Reviewing the film for the South Asia Democratic Forum (SADF), PhD candidate Natasha Fernando described it as an "absorbing story" that traces Tiruchelvam's progress "from gifted law student to the higher echelons of academia, human rights activism and the national political arena." Fernando wrote that the documentary ultimately serves "to educate and inform generations of Sri Lankans, irrespective of their ethnicity, of the existence of such honorable men who chose peaceful means to address issues facing the Tamil community," and noted that Tiruchelvam remains comparatively little-known among younger diaspora Tamils relative to LTTE leader Velupillai Prabhakaran.

Filmmaker Helene Klodawsky, director of No More Tears Sister, wrote that the film would likely "inspire the Sri Lankan public... to imagine the inclusive, power-sharing constitution Dr.
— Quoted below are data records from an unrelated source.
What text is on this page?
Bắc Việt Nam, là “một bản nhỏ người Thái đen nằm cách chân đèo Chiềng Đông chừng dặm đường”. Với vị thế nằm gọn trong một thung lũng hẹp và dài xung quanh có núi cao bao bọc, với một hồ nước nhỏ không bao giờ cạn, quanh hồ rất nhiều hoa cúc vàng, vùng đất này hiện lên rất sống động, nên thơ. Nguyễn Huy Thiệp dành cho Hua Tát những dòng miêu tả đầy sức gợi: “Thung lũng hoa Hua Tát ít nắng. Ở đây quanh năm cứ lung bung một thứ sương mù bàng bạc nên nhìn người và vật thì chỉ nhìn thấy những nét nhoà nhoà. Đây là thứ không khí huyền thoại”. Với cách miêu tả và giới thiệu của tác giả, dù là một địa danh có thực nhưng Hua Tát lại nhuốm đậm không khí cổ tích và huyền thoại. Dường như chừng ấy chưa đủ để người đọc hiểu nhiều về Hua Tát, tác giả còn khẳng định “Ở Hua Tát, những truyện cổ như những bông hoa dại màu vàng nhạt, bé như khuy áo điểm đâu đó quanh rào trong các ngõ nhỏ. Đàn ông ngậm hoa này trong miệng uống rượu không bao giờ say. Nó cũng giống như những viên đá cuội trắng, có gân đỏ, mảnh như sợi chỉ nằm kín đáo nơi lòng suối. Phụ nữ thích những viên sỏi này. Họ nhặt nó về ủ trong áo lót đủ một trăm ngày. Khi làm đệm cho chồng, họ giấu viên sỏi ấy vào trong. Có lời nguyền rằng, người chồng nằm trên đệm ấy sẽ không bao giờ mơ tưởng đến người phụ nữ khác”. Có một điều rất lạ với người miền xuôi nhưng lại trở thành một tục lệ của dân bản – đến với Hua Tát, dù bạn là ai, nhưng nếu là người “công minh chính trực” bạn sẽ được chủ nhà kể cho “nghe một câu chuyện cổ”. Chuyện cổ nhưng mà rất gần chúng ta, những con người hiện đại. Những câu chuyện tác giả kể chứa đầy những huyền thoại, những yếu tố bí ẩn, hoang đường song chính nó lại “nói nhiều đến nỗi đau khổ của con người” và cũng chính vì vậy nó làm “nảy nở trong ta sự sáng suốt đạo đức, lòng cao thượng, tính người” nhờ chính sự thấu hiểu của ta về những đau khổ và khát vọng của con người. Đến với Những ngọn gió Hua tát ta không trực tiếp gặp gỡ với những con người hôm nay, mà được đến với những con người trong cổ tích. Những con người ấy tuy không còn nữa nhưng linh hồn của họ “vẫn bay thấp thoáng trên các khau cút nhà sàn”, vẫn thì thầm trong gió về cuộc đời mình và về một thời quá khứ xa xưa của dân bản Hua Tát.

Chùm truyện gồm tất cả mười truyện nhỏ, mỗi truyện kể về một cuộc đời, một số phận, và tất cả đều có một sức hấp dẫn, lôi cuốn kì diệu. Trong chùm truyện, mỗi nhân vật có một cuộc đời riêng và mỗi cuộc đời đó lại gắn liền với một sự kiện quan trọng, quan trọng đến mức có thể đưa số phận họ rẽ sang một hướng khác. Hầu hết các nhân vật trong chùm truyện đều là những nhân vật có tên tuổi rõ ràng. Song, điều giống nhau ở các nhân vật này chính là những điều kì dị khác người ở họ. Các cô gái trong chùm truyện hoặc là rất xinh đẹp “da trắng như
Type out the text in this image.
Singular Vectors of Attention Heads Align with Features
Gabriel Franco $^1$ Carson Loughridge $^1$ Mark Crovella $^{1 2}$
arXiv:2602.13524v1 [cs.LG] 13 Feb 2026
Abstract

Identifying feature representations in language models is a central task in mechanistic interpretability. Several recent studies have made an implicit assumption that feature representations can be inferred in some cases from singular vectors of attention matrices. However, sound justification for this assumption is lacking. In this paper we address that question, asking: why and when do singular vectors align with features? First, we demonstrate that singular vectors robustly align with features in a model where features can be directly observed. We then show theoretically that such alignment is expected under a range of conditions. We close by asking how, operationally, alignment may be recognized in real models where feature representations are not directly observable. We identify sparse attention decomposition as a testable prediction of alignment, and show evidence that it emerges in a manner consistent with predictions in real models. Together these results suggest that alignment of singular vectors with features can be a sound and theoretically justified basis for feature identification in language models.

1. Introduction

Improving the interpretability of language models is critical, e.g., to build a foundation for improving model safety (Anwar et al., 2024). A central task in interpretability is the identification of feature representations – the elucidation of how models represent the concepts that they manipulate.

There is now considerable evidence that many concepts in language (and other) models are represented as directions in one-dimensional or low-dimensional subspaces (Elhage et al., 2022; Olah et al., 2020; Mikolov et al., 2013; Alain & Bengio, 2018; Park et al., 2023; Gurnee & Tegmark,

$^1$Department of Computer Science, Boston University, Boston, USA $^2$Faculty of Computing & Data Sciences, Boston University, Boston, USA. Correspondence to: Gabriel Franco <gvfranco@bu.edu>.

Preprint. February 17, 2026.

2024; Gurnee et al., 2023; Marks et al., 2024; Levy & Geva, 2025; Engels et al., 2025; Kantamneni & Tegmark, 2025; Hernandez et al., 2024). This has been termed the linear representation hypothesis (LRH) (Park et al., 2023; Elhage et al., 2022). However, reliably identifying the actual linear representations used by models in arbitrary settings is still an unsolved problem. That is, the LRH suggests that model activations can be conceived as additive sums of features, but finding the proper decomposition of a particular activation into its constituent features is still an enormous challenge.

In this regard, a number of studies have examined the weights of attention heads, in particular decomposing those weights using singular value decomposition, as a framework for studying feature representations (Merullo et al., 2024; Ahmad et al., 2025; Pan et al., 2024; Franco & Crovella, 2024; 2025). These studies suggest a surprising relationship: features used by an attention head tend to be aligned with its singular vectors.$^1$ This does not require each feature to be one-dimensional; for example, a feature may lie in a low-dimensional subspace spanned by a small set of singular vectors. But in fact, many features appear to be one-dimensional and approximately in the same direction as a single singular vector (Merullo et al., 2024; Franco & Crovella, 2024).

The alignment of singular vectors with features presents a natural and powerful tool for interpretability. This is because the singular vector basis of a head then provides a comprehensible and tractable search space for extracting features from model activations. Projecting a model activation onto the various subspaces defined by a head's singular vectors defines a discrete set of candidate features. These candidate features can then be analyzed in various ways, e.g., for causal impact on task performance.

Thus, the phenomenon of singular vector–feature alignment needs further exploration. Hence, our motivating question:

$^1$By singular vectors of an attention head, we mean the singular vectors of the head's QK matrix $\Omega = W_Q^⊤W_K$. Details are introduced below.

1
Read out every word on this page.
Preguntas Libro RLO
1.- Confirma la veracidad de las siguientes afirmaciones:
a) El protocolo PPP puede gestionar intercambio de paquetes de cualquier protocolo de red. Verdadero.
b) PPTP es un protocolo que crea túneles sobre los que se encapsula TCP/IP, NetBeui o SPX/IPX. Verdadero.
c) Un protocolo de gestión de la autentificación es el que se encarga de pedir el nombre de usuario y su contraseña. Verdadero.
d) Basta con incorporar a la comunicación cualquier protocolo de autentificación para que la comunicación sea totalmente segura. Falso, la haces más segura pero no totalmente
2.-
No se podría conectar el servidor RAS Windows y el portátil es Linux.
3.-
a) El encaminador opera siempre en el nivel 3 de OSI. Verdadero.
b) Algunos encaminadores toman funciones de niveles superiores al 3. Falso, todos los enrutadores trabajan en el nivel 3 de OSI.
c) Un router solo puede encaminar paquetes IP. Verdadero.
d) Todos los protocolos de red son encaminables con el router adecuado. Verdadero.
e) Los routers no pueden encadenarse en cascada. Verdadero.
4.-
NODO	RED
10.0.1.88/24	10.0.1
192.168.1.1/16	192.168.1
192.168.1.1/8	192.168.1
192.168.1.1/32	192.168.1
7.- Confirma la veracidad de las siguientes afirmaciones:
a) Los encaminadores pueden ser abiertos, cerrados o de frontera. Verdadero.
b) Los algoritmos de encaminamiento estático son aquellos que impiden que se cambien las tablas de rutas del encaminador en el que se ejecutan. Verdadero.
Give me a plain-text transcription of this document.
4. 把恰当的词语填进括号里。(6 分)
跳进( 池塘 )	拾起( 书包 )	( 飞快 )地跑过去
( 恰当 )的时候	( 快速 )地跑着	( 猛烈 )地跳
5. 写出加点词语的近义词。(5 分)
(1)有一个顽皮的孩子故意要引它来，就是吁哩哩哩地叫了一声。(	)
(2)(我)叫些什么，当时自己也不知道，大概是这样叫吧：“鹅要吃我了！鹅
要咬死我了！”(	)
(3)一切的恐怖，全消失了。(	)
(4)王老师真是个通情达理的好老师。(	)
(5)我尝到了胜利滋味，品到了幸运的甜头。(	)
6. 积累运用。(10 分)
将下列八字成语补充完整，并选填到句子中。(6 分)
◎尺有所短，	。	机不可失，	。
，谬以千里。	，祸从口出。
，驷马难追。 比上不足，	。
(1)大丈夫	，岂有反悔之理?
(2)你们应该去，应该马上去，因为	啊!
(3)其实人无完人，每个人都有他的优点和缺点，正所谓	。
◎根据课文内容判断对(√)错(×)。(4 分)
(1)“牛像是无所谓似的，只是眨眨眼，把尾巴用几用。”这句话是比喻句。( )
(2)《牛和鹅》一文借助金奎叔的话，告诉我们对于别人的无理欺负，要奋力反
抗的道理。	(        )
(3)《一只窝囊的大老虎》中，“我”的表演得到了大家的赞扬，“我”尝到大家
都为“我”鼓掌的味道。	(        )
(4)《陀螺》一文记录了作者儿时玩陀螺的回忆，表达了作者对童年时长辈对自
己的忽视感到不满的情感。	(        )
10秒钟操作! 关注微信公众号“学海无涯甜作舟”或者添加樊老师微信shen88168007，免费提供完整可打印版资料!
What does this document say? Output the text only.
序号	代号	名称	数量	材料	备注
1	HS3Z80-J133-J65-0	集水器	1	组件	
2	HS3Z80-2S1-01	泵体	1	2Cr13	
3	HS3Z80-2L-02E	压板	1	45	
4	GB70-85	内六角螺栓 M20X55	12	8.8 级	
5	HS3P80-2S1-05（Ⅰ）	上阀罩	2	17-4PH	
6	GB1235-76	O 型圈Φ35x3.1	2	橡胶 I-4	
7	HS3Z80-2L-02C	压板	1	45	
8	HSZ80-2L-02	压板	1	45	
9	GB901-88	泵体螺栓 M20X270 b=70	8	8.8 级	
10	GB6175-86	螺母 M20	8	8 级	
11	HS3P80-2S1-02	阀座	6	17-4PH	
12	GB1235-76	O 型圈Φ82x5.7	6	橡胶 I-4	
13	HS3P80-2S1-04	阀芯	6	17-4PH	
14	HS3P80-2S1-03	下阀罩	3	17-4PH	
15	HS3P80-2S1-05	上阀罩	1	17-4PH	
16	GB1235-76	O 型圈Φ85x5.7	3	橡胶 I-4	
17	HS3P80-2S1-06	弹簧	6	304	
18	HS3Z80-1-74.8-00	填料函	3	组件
Tiruchelvam envisioned."

Erik Solheim, who appears in the documentary and previously served as a Norwegian peace facilitator during the Sri Lankan civil war, publicly endorsed the film in a LinkedIn post, calling it "a wonderful documentary" and "a wonderful introduction to the constitutional issues at the core of the Sri Lankan conflict." In the same post, Solheim recalled that LTTE ideologue Anton Balasingham had later remarked that Tiruchelvam's constitutional proposals were "the best which had been offered" among attempts to resolve the conflict.

Some reviewers noted the film's length, running over two hours, though several described the pacing as necessary given the historical context covered. Others highlighted the film's use of interviews with Tiruchelvam's family members as giving the documentary an emotional dimension beyond its constitutional and political content.

== Themes ==
The documentary situates Tiruchelvam's assassination within a broader argument about the trajectory of the LTTE, drawing on commentary from academics including Sharika Thiranagama and journalist Ignacius Lokanathan to examine how the group's "traitor" discourse was used to justify the killing of Tamil moderates who pursued negotiated, non-separatist solutions to the conflict, including Tiruchelvam and former TULF leader Appapillai Amirthalingam.

The film also addresses the linguistic and historical roots of Sinhala resistance to federalism, with constitutional scholar Rohan Edrisinha explaining in the film that the Sinhala-language conflation of the terms for "unitary" and "united" contributed to public confusion and political resistance to the 1995 proposals' replacement of the "Unitary State" clause with the term "Union of Regions."

== Release ==
The documentary was released for free viewing online on 29 July 2025. Shanmugathas has said the film was made freely accessible in order to reach the widest possible audience as both a tribute to Tiruchelvam and a call to action directed at Sri Lanka's government under President Anura Kumara Dissanayake.